Many people find it challenging to make a fair assessment of their own websites. Like an old car, or worn in pair of shoes, you’ve become accustomed to your website’s quirks and shortcomings. You tell yourself: well it works, it’s doing its job, it’s not worth the expense and effort of replacing.
Your website might be just fine. Don’t take a redesign lightly, rather, should it be necessary, be serious about the task and have clear goals in mind. Remember that you only hear from the people that do solicit your business. Those that steer clear because your website is unusable, clunky or just plain unsightly will never contact you at all.
How can you make an honest assessment of the state of your website?
- Is the navigation clear and easy to follow on every single page? Is it possible to misclick?
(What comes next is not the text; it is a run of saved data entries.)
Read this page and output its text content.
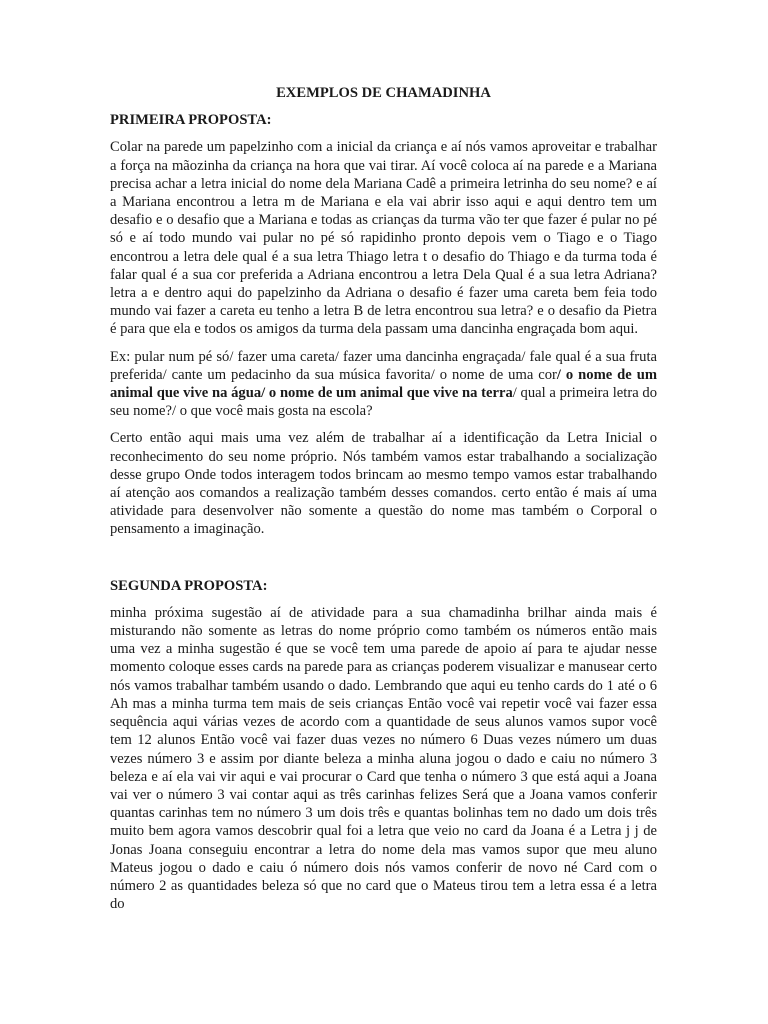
EXEMPLOS DE CHAMADINHA
PRIMEIRA PROPOSTA:

Colar na parede um papelzinho com a inicial da criança e aí nós vamos aproveitar e trabalhar a força na mãozinha da criança na hora que vai tirar. Aí você coloca aí na parede e a Mariana precisa achar a letra inicial do nome dela Mariana Cadê a primeira letrinha do seu nome? e aí a Mariana encontrou a letra m de Mariana e ela vai abrir isso aqui e aqui dentro tem um desafio e o desafio que a Mariana e todas as crianças da turma vão ter que fazer é pular no pé só e aí todo mundo vai pular no pé só rapidinho pronto depois vem o Tiago e o Tiago encontrou a letra dele qual é a sua letra Thiago letra t o desafio do Thiago e da turma toda é falar qual é a sua cor preferida a Adriana encontrou a letra Dela Qual é a sua letra Adriana? letra a e dentro aqui do papelzinho da Adriana o desafio é fazer uma careta bem feia todo mundo vai fazer a careta eu tenho a letra B de letra encontrou sua letra? e o desafio da Pietra é para que ela e todos os amigos da turma dela passam uma dancinha engraçada bom aqui.

Ex: pular num pé só/ fazer uma careta/ fazer uma dancinha engraçada/ fale qual é a sua fruta preferida/ cante um pedacinho da sua música favorita/ o nome de uma cor/ o nome de um animal que vive na água/ o nome de um animal que vive na terra/ qual a primeira letra do seu nome?/ o que você mais gosta na escola?

Certo então aqui mais uma vez além de trabalhar aí a identificação da Letra Inicial o reconhecimento do seu nome próprio. Nós também vamos estar trabalhando a socialização desse grupo Onde todos interagem todos brincam ao mesmo tempo vamos estar trabalhando aí atenção aos comandos a realização também desses comandos. certo então é mais aí uma atividade para desenvolver não somente a questão do nome mas também o Corporal o pensamento a imaginação.

SEGUNDA PROPOSTA:

minha próxima sugestão aí de atividade para a sua chamadinha brilhar ainda mais é misturando não somente as letras do nome próprio como também os números então mais uma vez a minha sugestão é que se você tem uma parede de apoio aí para te ajudar nesse momento coloque esses cards na parede para as crianças poderem visualizar e manusear certo nós vamos trabalhar também usando o dado. Lembrando que aqui eu tenho cards do 1 até o 6 Ah mas a minha turma tem mais de seis crianças Então você vai repetir você vai fazer essa sequência aqui várias vezes de acordo com a quantidade de seus alunos vamos supor você tem 12 alunos Então você vai fazer duas vezes no número 6 Duas vezes número um duas vezes número 3 e assim por diante beleza a minha aluna jogou o dado e caiu no número 3 beleza e aí ela vai vir aqui e vai procurar o Card que tenha o número 3 que está aqui a Joana vai ver o número 3 vai contar aqui as três carinhas felizes Será que a Joana vamos conferir quantas carinhas tem no número 3 um dois três e quantas bolinhas tem no dado um dois três muito bem agora vamos descobrir qual foi a letra que veio no card da Joana é a Letra j j de Jonas Joana conseguiu encontrar a letra do nome dela mas vamos supor que meu aluno Mateus jogou o dado e caiu ó número dois nós vamos conferir de novo né Card com o número 2 as quantidades beleza só que no card que o Mateus tirou tem a letra essa é a letra do
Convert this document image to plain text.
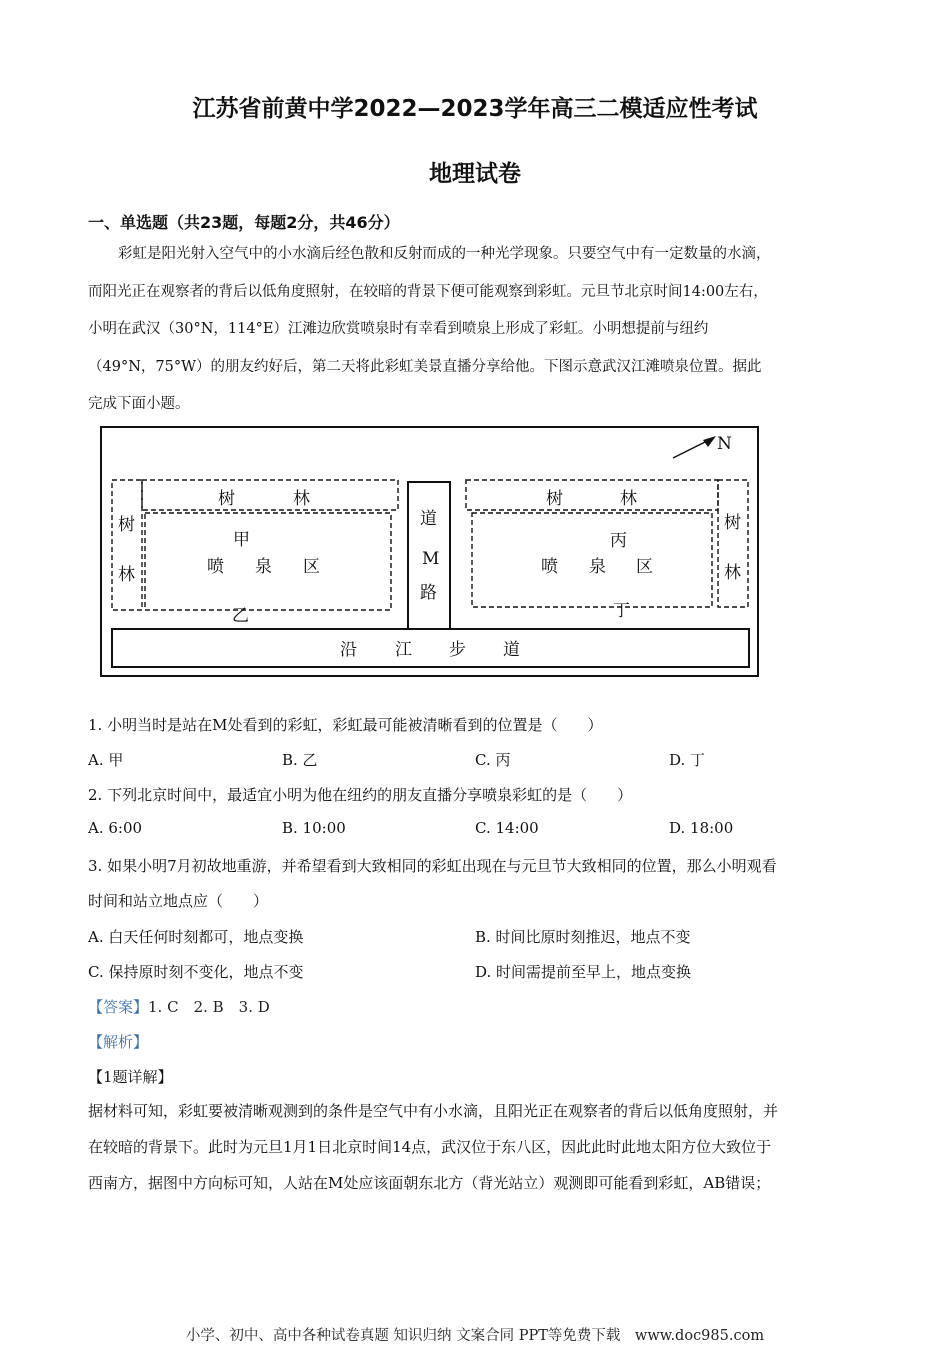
江苏省前黄中学2022—2023学年高三二模适应性考试
地理试卷
一、单选题（共23题，每题2分，共46分）
彩虹是阳光射入空气中的小水滴后经色散和反射而成的一种光学现象。只要空气中有一定数量的水滴，
而阳光正在观察者的背后以低角度照射，在较暗的背景下便可能观察到彩虹。元旦节北京时间14:00左右，
小明在武汉（30°N，114°E）江滩边欣赏喷泉时有幸看到喷泉上形成了彩虹。小明想提前与纽约
（49°N，75°W）的朋友约好后，第二天将此彩虹美景直播分享给他。下图示意武汉江滩喷泉位置。据此
完成下面小题。
N
树	林
树
林
甲
喷 泉 区
乙
道
M
路
树	林
树
林
丙
喷 泉 区
丁
沿 江 步 道
1. 小明当时是站在M处看到的彩虹，彩虹最可能被清晰看到的位置是（　　）
A. 甲	B. 乙	C. 丙	D. 丁
2. 下列北京时间中，最适宜小明为他在纽约的朋友直播分享喷泉彩虹的是（　　）
A. 6:00	B. 10:00	C. 14:00	D. 18:00
3. 如果小明7月初故地重游，并希望看到大致相同的彩虹出现在与元旦节大致相同的位置，那么小明观看
时间和站立地点应（　　）
A. 白天任何时刻都可，地点变换	B. 时间比原时刻推迟，地点不变
C. 保持原时刻不变化，地点不变	D. 时间需提前至早上，地点变换
【答案】1. C　2. B　3. D
【解析】
【1题详解】
据材料可知，彩虹要被清晰观测到的条件是空气中有小水滴，且阳光正在观察者的背后以低角度照射，并
在较暗的背景下。此时为元旦1月1日北京时间14点，武汉位于东八区，因此此时此地太阳方位大致位于
西南方，据图中方向标可知，人站在M处应该面朝东北方（背光站立）观测即可能看到彩虹，AB错误；
小学、初中、高中各种试卷真题 知识归纳 文案合同 PPT等免费下载　www.doc985.com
Do you have to lean forward or strain your eyes even just a little?
- Is your branding information up to date, and does the display quality equal or rival any other print ad or publication you produce?
- Does your footer contain accurate and timely information and links?
- Is all of your contact information up to date and very easy to find?
- Does your website have wow factor? Do people ever compliment you on how attractive and easy it is to use?
- Does your website look better than your competitors’ websites?
- Can you easily update information yourself, or do you depend on another person or agency to make updates?
- Is your website design consistent and clean throughout?
- Does your website look the same on other computers and browsers?
- Is your website more than five years old?
If you answer is no to some, or really any, of the above questions you should seriously consider an update. Your website will be your first point of contact with many, if not most, of your visitors. Even if your business has very little, or nothing to do with the internet, your customers aren’t finding you through the yellow pages anymore, they are finding you through the internet. If you are careless or neglectful of the quality and relevance of your site your customers’ first contact with you will quickly become their last.